Colombo-based free market think tank Advocata yesterday recommended the government to remove the tax levied on women’s menstrual hygiene products, on the Menstrual Hygiene Day, which falls today.
Females consist of 52 percent of Sri Lanka’s total population, with approximately 4.2 million menstruating women.
However, for many Sri Lankan women, access to safe and affordable menstrual hygiene products has become a luxury.
A main contributor to the unaffordability of menstrual hygiene products in Sri Lanka is the taxes levied on the imported menstrual hygiene products.
Sanitary napkins and tampons are taxed under the HS code HS 96190010. The import tariff levied on these products is 52 percent and until September 2018, the tax on sanitary napkins was 101.2 percent.
The components of this structure were: General duty (30 percent) + VAT (15 percent) + PAL (7.5 percent) + NBT (2 percent) and CESS (30 percent or Rs.300/kg).

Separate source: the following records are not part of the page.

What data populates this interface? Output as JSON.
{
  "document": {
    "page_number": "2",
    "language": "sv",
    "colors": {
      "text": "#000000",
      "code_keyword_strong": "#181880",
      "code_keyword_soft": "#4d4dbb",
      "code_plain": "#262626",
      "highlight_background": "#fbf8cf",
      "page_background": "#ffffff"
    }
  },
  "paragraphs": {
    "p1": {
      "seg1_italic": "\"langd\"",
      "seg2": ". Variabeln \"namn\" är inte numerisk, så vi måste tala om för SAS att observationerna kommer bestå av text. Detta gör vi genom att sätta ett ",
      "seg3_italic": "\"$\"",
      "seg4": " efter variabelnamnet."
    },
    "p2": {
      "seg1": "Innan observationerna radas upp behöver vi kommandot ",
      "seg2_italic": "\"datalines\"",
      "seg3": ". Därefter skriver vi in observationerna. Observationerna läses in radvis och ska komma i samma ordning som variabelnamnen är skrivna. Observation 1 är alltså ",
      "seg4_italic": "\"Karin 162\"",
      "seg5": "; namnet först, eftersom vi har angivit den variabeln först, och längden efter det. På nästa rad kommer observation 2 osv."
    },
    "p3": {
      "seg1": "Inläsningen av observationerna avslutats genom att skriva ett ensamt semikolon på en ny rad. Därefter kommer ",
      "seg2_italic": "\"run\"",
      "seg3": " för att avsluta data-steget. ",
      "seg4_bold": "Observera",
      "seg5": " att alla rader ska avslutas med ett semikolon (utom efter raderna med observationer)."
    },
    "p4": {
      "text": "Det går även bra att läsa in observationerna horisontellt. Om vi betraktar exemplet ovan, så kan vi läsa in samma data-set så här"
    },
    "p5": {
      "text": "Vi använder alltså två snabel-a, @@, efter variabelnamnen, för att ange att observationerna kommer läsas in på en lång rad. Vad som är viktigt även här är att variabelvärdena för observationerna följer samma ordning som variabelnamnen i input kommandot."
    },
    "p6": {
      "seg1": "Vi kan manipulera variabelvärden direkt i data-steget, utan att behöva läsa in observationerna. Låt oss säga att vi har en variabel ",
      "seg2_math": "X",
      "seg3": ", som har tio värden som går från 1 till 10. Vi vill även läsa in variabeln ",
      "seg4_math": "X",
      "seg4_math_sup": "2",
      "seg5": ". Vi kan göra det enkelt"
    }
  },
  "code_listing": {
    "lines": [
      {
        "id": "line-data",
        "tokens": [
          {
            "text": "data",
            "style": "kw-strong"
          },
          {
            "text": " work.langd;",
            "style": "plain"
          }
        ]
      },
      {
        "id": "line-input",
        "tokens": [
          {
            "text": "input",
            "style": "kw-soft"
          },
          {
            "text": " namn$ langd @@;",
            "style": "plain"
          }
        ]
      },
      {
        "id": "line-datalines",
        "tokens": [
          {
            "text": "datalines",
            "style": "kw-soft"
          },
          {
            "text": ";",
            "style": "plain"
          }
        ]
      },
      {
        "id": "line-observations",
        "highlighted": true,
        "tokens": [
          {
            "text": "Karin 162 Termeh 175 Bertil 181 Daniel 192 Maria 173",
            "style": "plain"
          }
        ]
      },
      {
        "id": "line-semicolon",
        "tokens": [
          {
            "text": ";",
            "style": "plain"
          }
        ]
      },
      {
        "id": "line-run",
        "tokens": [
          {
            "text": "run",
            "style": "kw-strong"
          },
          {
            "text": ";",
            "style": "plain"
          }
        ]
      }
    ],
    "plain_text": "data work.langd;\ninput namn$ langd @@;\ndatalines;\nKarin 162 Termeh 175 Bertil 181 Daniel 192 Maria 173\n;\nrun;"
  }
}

“The removal of this significant barrier to girls’ education, women’s health and labour force participation will create a wide-scale positive impact on closing Sri Lanka’s present gender gap and facilitate more inclusive economic growth,” Advocata noted.
In light of the continued unaffordability of menstrual hygiene products for women in Sri Lanka, the Advocata Institute proposes to the Finance Ministry to remove the PAL and General Duty components from the current taxation structure pertaining to the essential menstrual hygiene products in Sri Lanka, bringing the total tax levied on these products down to 8 percent.
If this were to be done, the Finance Ministry should declare the reduction in taxes through the means of an extraordinary gazette.
Taxes on sanitary napkins was a hot topic during the presidential elections last year, where the defeating United National Party presidential candidate Sajith Premadasa pledged to offer free sanitary napkins to all the women in Sri Lanka.